Ed Carpenter, No. 20 Ed Carpenter Racing Chevrolet

  • 2016: 25th Place (5 Starts), Best Finish 18th, Best Start 5th, 0 Top-5, 0 Top-10, 1 Lap Led, 11.2 Avg. Start, 21.8 Avg. Finish
  • 2017: 22nd Place (6 Starts), Best Finish 7th, Best Start 2nd, 0 Top-5, 1 Top-10, 5 Laps Led, 11.3 Avg. Start, 12.3 Avg. Finish

Ed Carpenter’s 2017 season was largely one of frustration, both behind the wheel and as a team owner.

While a respectable turnaround in results occurred – Carpenter finished between seventh and 12th in five of his six oval races after a nightmare season of ending 18th or worse in each of his 2016 starts – this is still not what he sets out to strive for in the races he does. Lost opportunities loomed larger than any official result he or the Ed Carpenter Racing team achieved.

Carpenter and new teammate JR Hildebrand, in for the departed Josef Newgarden, dominated preseason testing in Phoenix but Hildebrand could only muster third in the race, Carpenter a season-best seventh. Then at Indianapolis, Carpenter (second) and Hildebrand (sixth) flew the flag for Chevrolet in qualifying and practice pace, but they fell to 11th and 16th on race day owing to a front-wing change and late-race penalty for passing before a restart.

Both drivers got collected in incidents at Texas. Hildebrand qualified and finished a season-best second in Iowa but that result came only after the ECR crew rebuilt his car from a crash in practice. Then Carpenter had a practice crash in Pocono and despite a rapid rebuild, they missed the clock to qualify by mere minutes and were unable to do so. Carpenter’s spin on a slick Gateway track at the start of the race sent him over Will Power’s nose assembly in one of the scarier looking incidents of the year, although fortunately he was OK.

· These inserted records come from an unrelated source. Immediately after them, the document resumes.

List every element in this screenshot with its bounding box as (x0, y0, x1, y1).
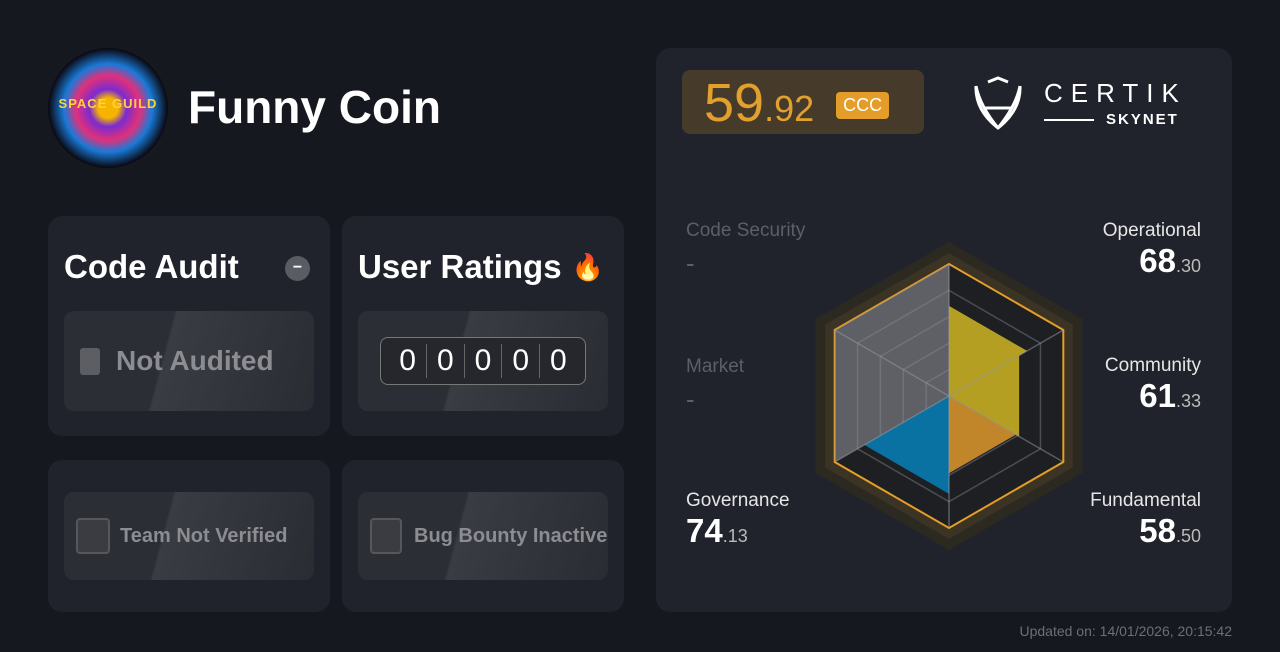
radar-axis (834, 329, 950, 397)
id-card-icon (76, 518, 110, 554)
updated-timestamp: Updated on: 14/01/2026, 20:15:42 (1019, 623, 1232, 639)
bug-bounty-text: Bug Bounty Inactive (414, 524, 608, 547)
category-value: 74 (686, 512, 723, 549)
category-decimal: .50 (1175, 526, 1201, 546)
code-audit-title: Code Audit (64, 248, 239, 285)
team-card: Team Not Verified (48, 460, 330, 612)
grade-badge: CCC (836, 92, 890, 119)
score-decimal: .92 (764, 88, 815, 129)
document-shield-icon (80, 347, 100, 375)
radar-sector-code_security (834, 264, 949, 396)
project-name: Funny Coin (188, 81, 441, 133)
security-score: 59 .92 CCC (682, 70, 924, 134)
bug-bounty-status[interactable]: Bug Bounty Inactive (358, 492, 608, 580)
ratings-counter[interactable]: 0 0 0 0 0 (358, 311, 608, 411)
project-logo: SPACE GUILD (48, 48, 168, 168)
category-decimal: .30 (1175, 256, 1201, 276)
radar-sector-market (834, 330, 949, 462)
category-value: 58 (1139, 512, 1176, 549)
audit-status[interactable]: Not Audited (64, 311, 314, 411)
brand-sub: SKYNET (1106, 111, 1179, 128)
category-value: - (686, 248, 695, 278)
category-value: 68 (1139, 242, 1176, 279)
rating-digit: 0 (399, 344, 416, 377)
code-audit-card: Code Audit − Not Audited (48, 216, 330, 436)
team-status-text: Team Not Verified (120, 524, 288, 547)
team-status[interactable]: Team Not Verified (64, 492, 314, 580)
rating-digit: 0 (463, 344, 502, 378)
category-label: Operational (1102, 220, 1201, 241)
radar-sector-operational (949, 305, 1028, 396)
category-decimal: .33 (1175, 391, 1201, 411)
security-score-panel: 59 .92 CCC CERTIK SKYNET Code Security -… (656, 48, 1232, 612)
brand-name: CERTIK (1044, 78, 1187, 108)
rating-digit: 0 (425, 344, 464, 378)
radar-axis (948, 395, 1064, 463)
user-ratings-title: User Ratings (358, 248, 562, 285)
category-value: 61 (1139, 377, 1176, 414)
radar-sector-community (949, 355, 1020, 437)
radar-axis (834, 395, 950, 463)
category-value: - (686, 384, 695, 414)
shield-hacker-icon (370, 518, 402, 554)
rating-digit: 0 (501, 344, 539, 378)
category-decimal: .13 (722, 526, 748, 546)
score-integer: 59 (704, 73, 765, 133)
certik-logo: CERTIK SKYNET (972, 76, 1187, 130)
user-ratings-card: User Ratings 🔥 0 0 0 0 0 (342, 216, 624, 436)
certik-shield-icon (974, 76, 1022, 130)
category-label: Market (686, 356, 745, 377)
radar-sector-fundamental (949, 396, 1016, 474)
radar-sector-governance (864, 396, 949, 494)
score-radar-chart (815, 242, 1083, 550)
category-label: Code Security (686, 220, 806, 241)
category-label: Community (1104, 355, 1201, 376)
bug-bounty-card: Bug Bounty Inactive (342, 460, 624, 612)
category-label: Fundamental (1090, 490, 1201, 511)
minus-circle-icon: − (285, 256, 310, 281)
rating-digit: 0 (539, 344, 577, 378)
audit-status-text: Not Audited (116, 345, 274, 376)
fire-icon: 🔥 (571, 252, 604, 282)
category-label: Governance (686, 490, 790, 511)
logo-text: SPACE GUILD (58, 96, 158, 111)
radar-axis (948, 329, 1064, 397)
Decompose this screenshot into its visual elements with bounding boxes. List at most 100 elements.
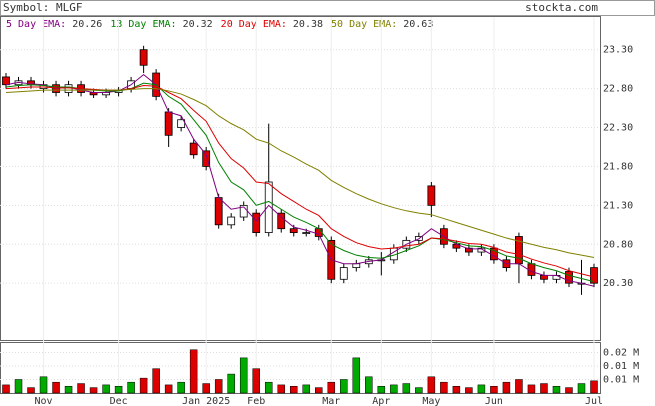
x-tick-label: Nov — [35, 396, 53, 406]
volume-tick-label: 0.01 M — [603, 374, 639, 385]
x-tick-label: Apr — [372, 396, 390, 406]
volume-bar — [152, 368, 160, 394]
price-panel — [0, 16, 601, 341]
ema-line — [5, 88, 595, 258]
y-tick-label: 22.30 — [603, 123, 633, 134]
x-tick-label: Jun — [485, 396, 503, 406]
volume-bar — [590, 380, 598, 394]
candle-body — [477, 247, 486, 253]
volume-bar — [552, 385, 561, 394]
volume-bar — [127, 381, 135, 394]
volume-panel — [0, 342, 601, 394]
candle-body — [277, 212, 286, 230]
volume-bar — [390, 384, 398, 394]
source: stockta.com — [525, 1, 598, 14]
volume-bar — [102, 384, 110, 394]
volume-bar — [352, 357, 361, 394]
legend-value: 20.38 — [293, 19, 323, 30]
candle-body — [2, 76, 10, 86]
volume-bar — [527, 384, 536, 394]
x-tick-label: Mar — [322, 396, 340, 406]
volume-bar — [164, 384, 173, 394]
volume-bar — [27, 387, 35, 394]
volume-bar — [177, 381, 185, 394]
ema-line — [5, 82, 595, 283]
volume-bar — [565, 387, 573, 394]
volume-bar — [302, 384, 311, 394]
volume-bar — [139, 377, 148, 394]
candle-body — [189, 142, 198, 156]
x-tick-label: Jan 2025 — [182, 396, 230, 406]
ema-line — [5, 73, 595, 287]
candle-body — [540, 274, 548, 280]
symbol: Symbol: MLGF — [3, 1, 82, 14]
volume-bar — [490, 385, 498, 394]
x-tick-label: May — [422, 396, 440, 406]
volume-bar — [327, 381, 336, 394]
y-tick-label: 20.80 — [603, 239, 633, 250]
candle-body — [252, 212, 261, 233]
candle-body — [64, 84, 73, 93]
volume-bar — [202, 383, 210, 394]
candle-body — [464, 247, 473, 253]
candle-body — [427, 185, 436, 206]
legend-value: 20.26 — [72, 19, 102, 30]
candle-body — [227, 216, 236, 226]
volume-bar — [2, 384, 10, 394]
legend-label: 20 Day EMA: — [221, 19, 287, 30]
volume-bar — [465, 387, 473, 394]
volume-bar — [77, 383, 85, 394]
volume-bar — [515, 379, 523, 394]
volume-tick-label: 0.02 M — [603, 347, 639, 358]
volume-bar — [540, 383, 548, 394]
volume-bar — [39, 376, 48, 394]
candle-body — [590, 267, 598, 284]
volume-bar — [289, 385, 298, 394]
volume-bar — [239, 357, 248, 394]
legend-label: 13 Day EMA: — [110, 19, 176, 30]
candle-body — [302, 232, 311, 234]
candle-body — [565, 271, 573, 284]
volume-bar — [264, 381, 273, 394]
candle-body — [289, 228, 298, 233]
candle-body — [352, 263, 361, 269]
candle-body — [214, 197, 223, 226]
legend-value: 20.63 — [403, 19, 433, 30]
volume-bar — [340, 379, 348, 394]
x-tick-label: Jul — [585, 396, 603, 406]
x-tick-label: Dec — [110, 396, 128, 406]
volume-bar — [189, 349, 198, 394]
y-tick-label: 20.30 — [603, 278, 633, 289]
volume-bar — [214, 379, 223, 394]
y-tick-label: 23.30 — [603, 45, 633, 56]
legend-label: 5 Day EMA: — [6, 19, 66, 30]
candle-body — [264, 181, 273, 233]
candle-body — [314, 228, 323, 237]
candle-body — [202, 150, 211, 167]
volume-bar — [277, 384, 285, 394]
volume-bar — [14, 379, 23, 394]
y-tick-label: 22.80 — [603, 84, 633, 95]
volume-bar — [89, 387, 98, 394]
volume-bar — [577, 383, 586, 394]
candle-body — [164, 111, 173, 136]
candle-body — [177, 119, 186, 128]
volume-bar — [114, 385, 123, 394]
volume-bar — [52, 381, 60, 394]
volume-bar — [502, 381, 511, 394]
volume-bar — [477, 384, 486, 394]
legend-label: 50 Day EMA: — [331, 19, 397, 30]
volume-bar — [315, 387, 323, 394]
volume-bar — [402, 383, 411, 394]
volume-bar — [365, 376, 373, 394]
volume-bar — [377, 385, 386, 394]
volume-bar — [452, 385, 461, 394]
volume-bar — [64, 385, 73, 394]
legend-value: 20.32 — [183, 19, 213, 30]
volume-bar — [427, 376, 436, 394]
candle-body — [139, 49, 148, 66]
volume-bar — [415, 387, 423, 394]
legend: 5 Day EMA: 20.26 13 Day EMA: 20.32 20 Day EM… — [6, 19, 433, 30]
volume-tick-label: 0.01 M — [603, 361, 639, 372]
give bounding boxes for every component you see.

In a similar refrain as we often write, it’s not that Carpenter’s lost his ability to drive and he remains one of the series’ savviest and smartest people in the paddock. There have been a lot of extenuating circumstances of late, and it almost felt as though this team had “empty nest” components. Since September, Carpenter has had to secure his team’s future with a move away from its Speedway, Ind. shop, line up Spencer Pigot for a full-time drive replacing Hildebrand in the No. 21 car, find a new road/street course driver in the No. 20 car, and manage both driving and owning himself.